Gema: Con Gema y Pavel hemos hecho siempre música original, cantado con gente que no se conoce, o en un solo disco hicimos versiones de cosas conocidas para nosotros. Pero yo como cantante también tenía ganas de hacer otras cosas, había colaborado con otros artistas, pero no había hecho algo sola. No me había dicho: "bueno, voy a estudiar estas cosas y voy hacer esto y voy a cantar esta canción porque me gusta a mí y no me importa si es famosa o esta gastada". Entonces pensé en un formato que fuera un piano, un contrabajo y un percusionista. Los tríos de jazz tradicionales son el piano, el contrabajo y la batería; yo quería que el baterista se convirtiera en un percusionista, que a lo mejor tuviera una caja o un bombo, pero yo quería paila, congas, bongoes y güiros.
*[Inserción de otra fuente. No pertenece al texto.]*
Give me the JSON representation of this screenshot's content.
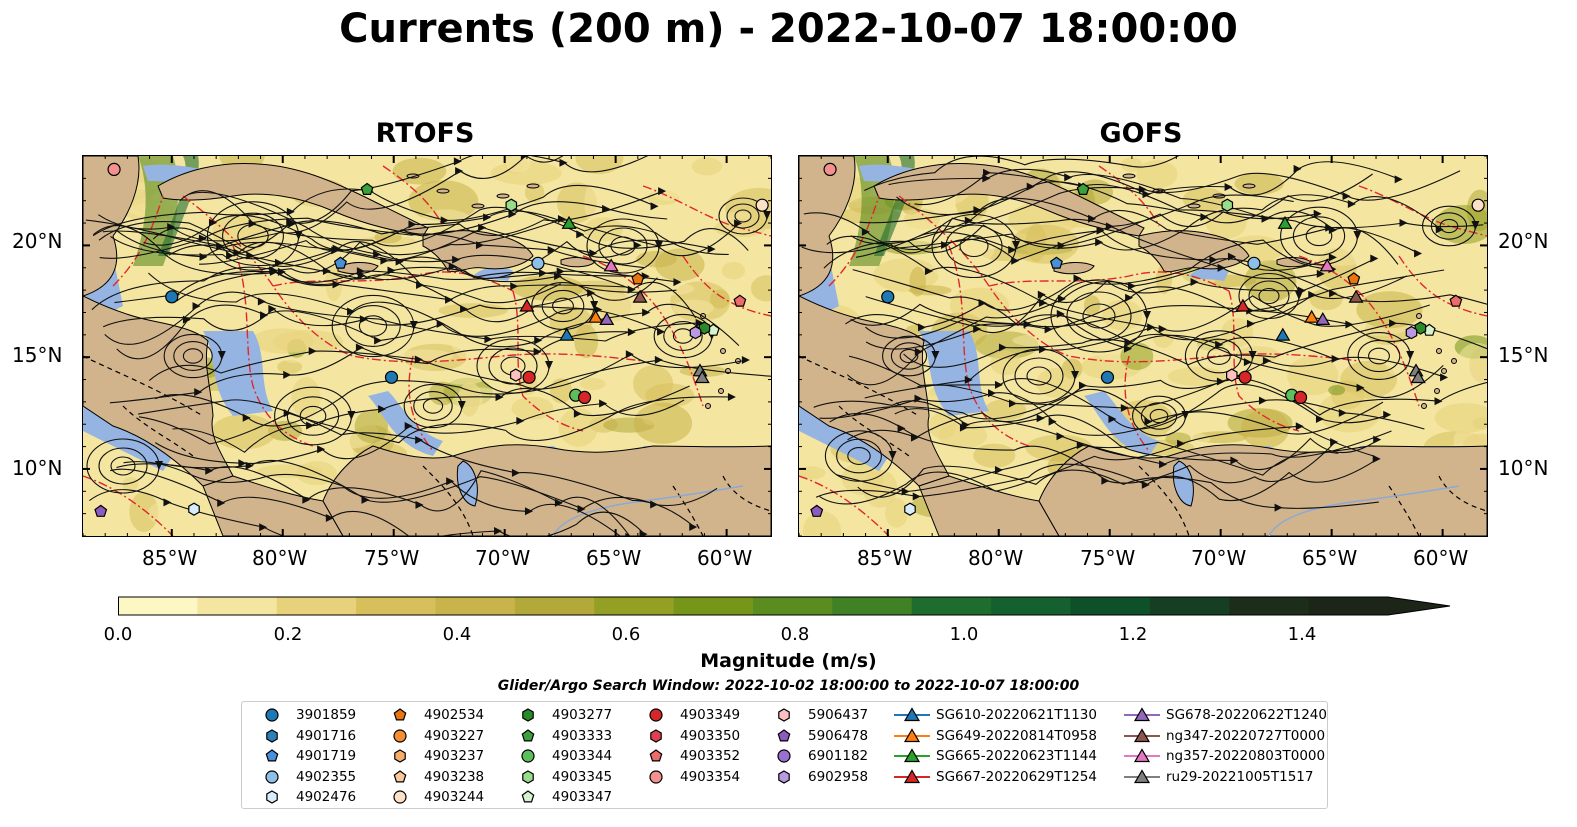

Quería cosas que me acercaran a un timbre diferente. Porque yo no quería que sonara al típico sonido jazz. No pretendía, ni pretendo, hacer jazz; no soy jazzista, aunque tengo muchas influencias del jazz. Entonces quería hacerlo y que eso se notara. Por eso canté, por ejemplo, Saradonga, o una versión de Desafinado, de Tom Jones, porque yo quería jugar como cantante a ser desafinada. Luego los boleros; algunos los llevé a blues y otros a jazz, fui cambiando armonías, ritmos, cambiando las formas y comenzaba, en vez de por el principio, por el estribillo. En fin, hice cosas de la música bailable cubana que no he podido desarrollar en los otros proyectos.